What the Zacks Model Unveils
Our proven model does not conclusively show that Hibbett is likely to beat earnings estimates this quarter. This is because a stock needs to have both a positive Earnings ESP and a Zacks Rank #1 (Strong Buy), 2 (Buy) or 3 (Hold) for this to happen. You can uncover the best stocks to buy or sell before they’re reported with our Earnings ESP Filter.
Hibbett has an Earnings ESP of -18.70% as the Most Accurate estimate of 17 cents is pegged lower than and the Zacks Consensus Estimate of 21 cents. Further, the company currently carries a Zacks Rank #5 (Strong Sell).

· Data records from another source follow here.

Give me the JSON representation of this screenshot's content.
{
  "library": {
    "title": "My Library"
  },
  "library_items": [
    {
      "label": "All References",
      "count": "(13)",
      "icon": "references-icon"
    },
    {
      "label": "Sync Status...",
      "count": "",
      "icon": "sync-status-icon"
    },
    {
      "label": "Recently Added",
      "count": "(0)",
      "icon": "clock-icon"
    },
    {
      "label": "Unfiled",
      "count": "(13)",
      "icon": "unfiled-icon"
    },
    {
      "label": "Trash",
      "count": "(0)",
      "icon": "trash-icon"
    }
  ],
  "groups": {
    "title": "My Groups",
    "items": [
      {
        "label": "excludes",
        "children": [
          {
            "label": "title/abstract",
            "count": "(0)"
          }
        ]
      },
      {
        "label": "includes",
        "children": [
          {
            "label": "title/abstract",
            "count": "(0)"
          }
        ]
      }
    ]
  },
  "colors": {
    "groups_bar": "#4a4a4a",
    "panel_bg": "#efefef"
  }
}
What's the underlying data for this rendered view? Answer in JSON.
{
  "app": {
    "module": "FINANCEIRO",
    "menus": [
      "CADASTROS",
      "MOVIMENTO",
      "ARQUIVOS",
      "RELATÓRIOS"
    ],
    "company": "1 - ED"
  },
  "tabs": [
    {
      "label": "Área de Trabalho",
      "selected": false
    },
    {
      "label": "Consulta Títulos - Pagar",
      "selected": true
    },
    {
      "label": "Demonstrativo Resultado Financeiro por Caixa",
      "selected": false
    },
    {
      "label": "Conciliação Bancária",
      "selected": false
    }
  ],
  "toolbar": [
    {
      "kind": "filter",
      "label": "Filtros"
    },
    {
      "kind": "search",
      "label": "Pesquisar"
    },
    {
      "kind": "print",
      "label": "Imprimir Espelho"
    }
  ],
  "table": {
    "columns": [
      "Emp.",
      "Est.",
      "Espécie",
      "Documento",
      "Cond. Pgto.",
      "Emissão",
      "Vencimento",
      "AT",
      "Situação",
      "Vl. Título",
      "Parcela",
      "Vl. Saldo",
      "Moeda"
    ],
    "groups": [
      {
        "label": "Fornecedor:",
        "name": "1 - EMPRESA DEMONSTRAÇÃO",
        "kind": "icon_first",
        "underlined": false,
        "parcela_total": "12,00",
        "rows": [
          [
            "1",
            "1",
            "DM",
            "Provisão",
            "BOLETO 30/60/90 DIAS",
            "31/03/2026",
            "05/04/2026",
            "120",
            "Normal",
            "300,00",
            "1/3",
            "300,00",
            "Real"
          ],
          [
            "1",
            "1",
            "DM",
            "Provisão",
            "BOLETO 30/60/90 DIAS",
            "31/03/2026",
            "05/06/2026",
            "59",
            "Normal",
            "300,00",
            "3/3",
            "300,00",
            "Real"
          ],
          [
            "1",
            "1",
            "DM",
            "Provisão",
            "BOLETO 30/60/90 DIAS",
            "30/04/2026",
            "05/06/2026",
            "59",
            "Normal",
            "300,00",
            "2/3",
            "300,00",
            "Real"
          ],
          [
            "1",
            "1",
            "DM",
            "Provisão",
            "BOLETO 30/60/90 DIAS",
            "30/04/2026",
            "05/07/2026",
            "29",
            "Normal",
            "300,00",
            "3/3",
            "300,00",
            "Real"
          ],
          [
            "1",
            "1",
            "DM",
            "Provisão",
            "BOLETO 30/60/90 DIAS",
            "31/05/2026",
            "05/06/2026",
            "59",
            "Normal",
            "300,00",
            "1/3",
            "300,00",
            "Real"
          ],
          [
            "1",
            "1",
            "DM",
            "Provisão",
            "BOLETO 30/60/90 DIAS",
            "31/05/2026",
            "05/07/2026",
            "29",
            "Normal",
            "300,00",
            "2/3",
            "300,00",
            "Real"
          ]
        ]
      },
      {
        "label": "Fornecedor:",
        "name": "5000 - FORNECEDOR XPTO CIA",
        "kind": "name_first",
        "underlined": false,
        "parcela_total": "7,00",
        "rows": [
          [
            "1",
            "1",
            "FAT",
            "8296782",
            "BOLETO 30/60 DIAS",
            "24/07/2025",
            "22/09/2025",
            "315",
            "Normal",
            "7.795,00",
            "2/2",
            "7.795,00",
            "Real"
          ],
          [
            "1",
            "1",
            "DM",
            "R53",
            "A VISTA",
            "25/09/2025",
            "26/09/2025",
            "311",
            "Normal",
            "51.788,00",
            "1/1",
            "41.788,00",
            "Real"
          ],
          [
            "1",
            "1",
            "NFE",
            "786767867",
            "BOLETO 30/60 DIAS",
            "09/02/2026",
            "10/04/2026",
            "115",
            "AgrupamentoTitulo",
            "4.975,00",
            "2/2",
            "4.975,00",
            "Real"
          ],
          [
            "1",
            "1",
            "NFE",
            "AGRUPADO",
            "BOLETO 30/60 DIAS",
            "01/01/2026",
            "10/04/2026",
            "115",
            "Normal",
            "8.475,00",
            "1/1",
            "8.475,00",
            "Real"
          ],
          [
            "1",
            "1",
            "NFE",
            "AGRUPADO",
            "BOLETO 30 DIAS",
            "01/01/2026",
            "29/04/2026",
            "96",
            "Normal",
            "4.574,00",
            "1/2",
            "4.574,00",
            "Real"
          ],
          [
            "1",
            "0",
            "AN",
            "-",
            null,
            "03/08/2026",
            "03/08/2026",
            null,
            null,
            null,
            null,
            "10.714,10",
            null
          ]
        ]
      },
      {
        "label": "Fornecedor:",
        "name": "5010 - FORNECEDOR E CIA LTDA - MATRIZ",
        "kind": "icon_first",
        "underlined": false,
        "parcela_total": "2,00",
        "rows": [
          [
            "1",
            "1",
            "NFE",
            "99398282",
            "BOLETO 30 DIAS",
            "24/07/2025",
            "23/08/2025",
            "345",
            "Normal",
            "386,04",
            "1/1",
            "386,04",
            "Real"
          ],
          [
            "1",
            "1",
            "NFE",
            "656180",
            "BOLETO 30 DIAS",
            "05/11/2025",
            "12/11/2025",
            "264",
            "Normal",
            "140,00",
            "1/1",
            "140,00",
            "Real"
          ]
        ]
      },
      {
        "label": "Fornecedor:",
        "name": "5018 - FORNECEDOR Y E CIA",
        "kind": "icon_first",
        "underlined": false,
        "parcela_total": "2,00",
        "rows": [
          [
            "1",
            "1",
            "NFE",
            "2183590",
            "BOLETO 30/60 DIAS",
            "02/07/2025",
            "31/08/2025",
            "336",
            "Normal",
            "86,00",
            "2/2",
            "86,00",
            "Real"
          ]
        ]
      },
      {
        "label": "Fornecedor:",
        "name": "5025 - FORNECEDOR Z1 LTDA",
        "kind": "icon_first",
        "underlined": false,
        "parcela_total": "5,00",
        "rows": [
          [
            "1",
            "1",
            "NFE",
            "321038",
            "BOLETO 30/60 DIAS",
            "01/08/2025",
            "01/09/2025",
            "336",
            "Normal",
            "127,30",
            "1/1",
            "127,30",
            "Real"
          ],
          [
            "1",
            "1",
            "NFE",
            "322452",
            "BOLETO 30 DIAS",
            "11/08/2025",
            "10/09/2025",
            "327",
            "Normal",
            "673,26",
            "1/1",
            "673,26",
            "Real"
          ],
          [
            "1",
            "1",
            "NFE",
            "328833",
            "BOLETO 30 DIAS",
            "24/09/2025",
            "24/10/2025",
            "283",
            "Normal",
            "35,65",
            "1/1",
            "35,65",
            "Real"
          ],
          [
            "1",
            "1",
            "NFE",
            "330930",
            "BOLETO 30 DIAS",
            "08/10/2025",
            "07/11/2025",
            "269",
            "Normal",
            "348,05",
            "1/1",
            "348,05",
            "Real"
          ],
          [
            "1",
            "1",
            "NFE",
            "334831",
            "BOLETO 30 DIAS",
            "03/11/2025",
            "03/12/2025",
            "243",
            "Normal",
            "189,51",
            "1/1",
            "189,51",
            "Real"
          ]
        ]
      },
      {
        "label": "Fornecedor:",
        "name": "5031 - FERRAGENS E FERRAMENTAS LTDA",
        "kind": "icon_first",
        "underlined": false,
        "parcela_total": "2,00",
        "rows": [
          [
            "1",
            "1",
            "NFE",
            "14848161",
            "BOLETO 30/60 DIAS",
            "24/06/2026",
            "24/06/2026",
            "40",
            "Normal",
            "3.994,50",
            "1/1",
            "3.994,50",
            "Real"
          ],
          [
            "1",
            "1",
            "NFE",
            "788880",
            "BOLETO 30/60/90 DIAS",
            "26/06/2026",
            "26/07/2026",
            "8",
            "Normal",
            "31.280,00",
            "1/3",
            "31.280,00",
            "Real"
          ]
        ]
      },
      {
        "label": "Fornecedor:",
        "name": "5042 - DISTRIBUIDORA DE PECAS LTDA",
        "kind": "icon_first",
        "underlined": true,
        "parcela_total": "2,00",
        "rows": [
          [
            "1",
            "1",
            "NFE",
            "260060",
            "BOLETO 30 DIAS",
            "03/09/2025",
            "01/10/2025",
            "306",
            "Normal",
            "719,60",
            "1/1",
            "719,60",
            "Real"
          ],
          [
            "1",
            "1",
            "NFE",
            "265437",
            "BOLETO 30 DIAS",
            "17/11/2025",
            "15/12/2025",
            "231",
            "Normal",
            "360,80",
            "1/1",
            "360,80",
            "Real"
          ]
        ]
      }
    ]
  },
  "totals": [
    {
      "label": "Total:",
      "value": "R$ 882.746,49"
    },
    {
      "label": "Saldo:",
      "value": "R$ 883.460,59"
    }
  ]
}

It should be noted that we caution against stocks with a Zacks Rank #4 or 5 (Sell rated) going into the earnings announcement, especially when the company is seeing negative estimate revisions.
Stocks Poised to Beat Earnings Estimates
Here are some companies you may want to consider as our model shows that these have the right combination of elements to post an earnings beat:
Dollar Tree Inc. (DLTR - Free Report) has an Earnings ESP of +2.20% and a Zacks Rank #2. You can see the complete list of today’s Zacks #1 Rank stocks here.
Zumiez Inc. (ZUMZ - Free Report) has an Earnings ESP of +0.69% and a Zacks Rank #2.
Signet Jewelers Limited (SIG - Free Report) has an Earnings ESP of +69.09% and a Zacks Rank #2.